Wednesday’s hearing focused on the preliminary question of whether the court should pause the abortion ban while it considers Planned Parenthood’s challenge.

If not blocked by the court, Idaho’s abortion ban will go into effect automatically on Aug. 25, triggered by the U.S. Supreme Court’s decision in June to overturn its landmark 1973 Roe v. Wade decision guaranteeing abortion rights nationwide.

Planned Parenthood is also challenging a separate Idaho law banning abortion after six weeks of pregnancy enforced through private lawsuits by citizens, which the state Supreme Court put on hold in April while Roe was still in effect. The state is asking the court to allow that law to take effect immediately.

Four of the Supreme Court justices were appointed by Republican governors, while the fifth was elected on a non-partisan ballot.

Justice Gregory Moeller on Wednesday expressed skepticism about Planned Parenthood’s claim that the ban violated the state constitution’s guarantee of privacy, noting that abortion was a crime when it was adopted in 1890 and remained so until Roe.

But some of the justices, including Moeller, raised concerns that the new laws were not clear. Moeller questioned whether the case should be sent to a trial court that could decide factual questions about the law’s impact on emergency medical treatment after hearing from experts.

Justice Colleen Zahn said it was not clear in what situations the six-week law and the total ban would apply if both take effect.
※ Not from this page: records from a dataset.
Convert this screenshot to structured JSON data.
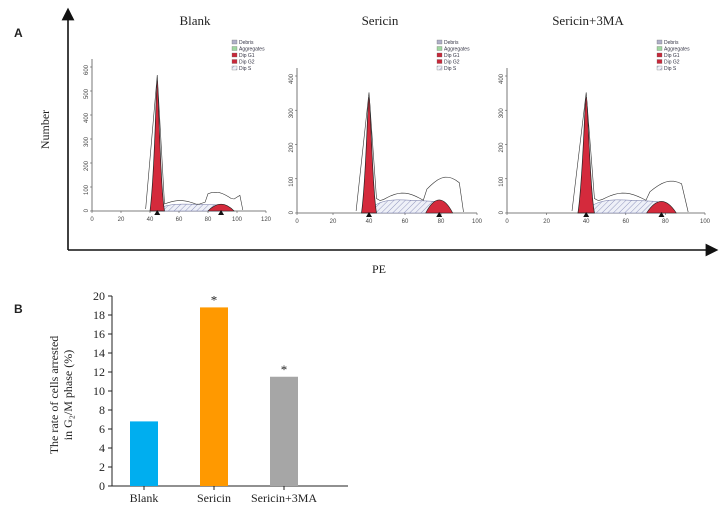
{
  "panels": {
    "a_label": "A",
    "b_label": "B"
  },
  "panel_a": {
    "histograms": [
      {
        "title": "Blank",
        "y_ticks": [
          "0",
          "100",
          "200",
          "300",
          "400",
          "500",
          "600"
        ],
        "x_ticks": [
          "0",
          "20",
          "40",
          "60",
          "80",
          "100",
          "120"
        ]
      },
      {
        "title": "Sericin",
        "y_ticks": [
          "0",
          "100",
          "200",
          "300",
          "400"
        ],
        "x_ticks": [
          "0",
          "20",
          "40",
          "60",
          "80",
          "100"
        ]
      },
      {
        "title": "Sericin+3MA",
        "y_ticks": [
          "0",
          "100",
          "200",
          "300",
          "400"
        ],
        "x_ticks": [
          "0",
          "20",
          "40",
          "60",
          "80",
          "100"
        ]
      }
    ],
    "legend": [
      "Debris",
      "Aggregates",
      "Dip G1",
      "Dip G2",
      "Dip S"
    ],
    "legend_colors": [
      "#b0b0c8",
      "#9fd6a0",
      "#c8283a",
      "#c8283a",
      "#e8e8f4"
    ],
    "y_title": "Number",
    "x_title": "PE",
    "g1_color": "#d42a3c"
  },
  "chart_data": {
    "type": "bar",
    "categories": [
      "Blank",
      "Sericin",
      "Sericin+3MA"
    ],
    "values": [
      6.8,
      18.8,
      11.5
    ],
    "colors": [
      "#00aeef",
      "#ff9900",
      "#a6a6a6"
    ],
    "significance": [
      "",
      "*",
      "*"
    ],
    "ylabel_line1": "The rate of cells arrested",
    "ylabel_line2": "in G₂/M phase (%)",
    "ylim": [
      0,
      20
    ],
    "yticks": [
      0,
      2,
      4,
      6,
      8,
      10,
      12,
      14,
      16,
      18,
      20
    ]
  }
}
“I don’t know which one it is, and I don’t know how it works,” she said.

The arguments come a day after the Biden administration sued the state to block the abortion ban, saying it conflicted with a federal law requiring hospitals to provide abortion in medical emergencies if necessary. That lawsuit was the first action by the federal government challenging state abortion laws after Roe was reversed.

About half of the 50 U.S. states have or are expected to seek to ban or curtail abortions. Those states include Idaho, which like 12 other states adopted “trigger” laws banning or restricting abortion that were set to take effect once Roe was reversed.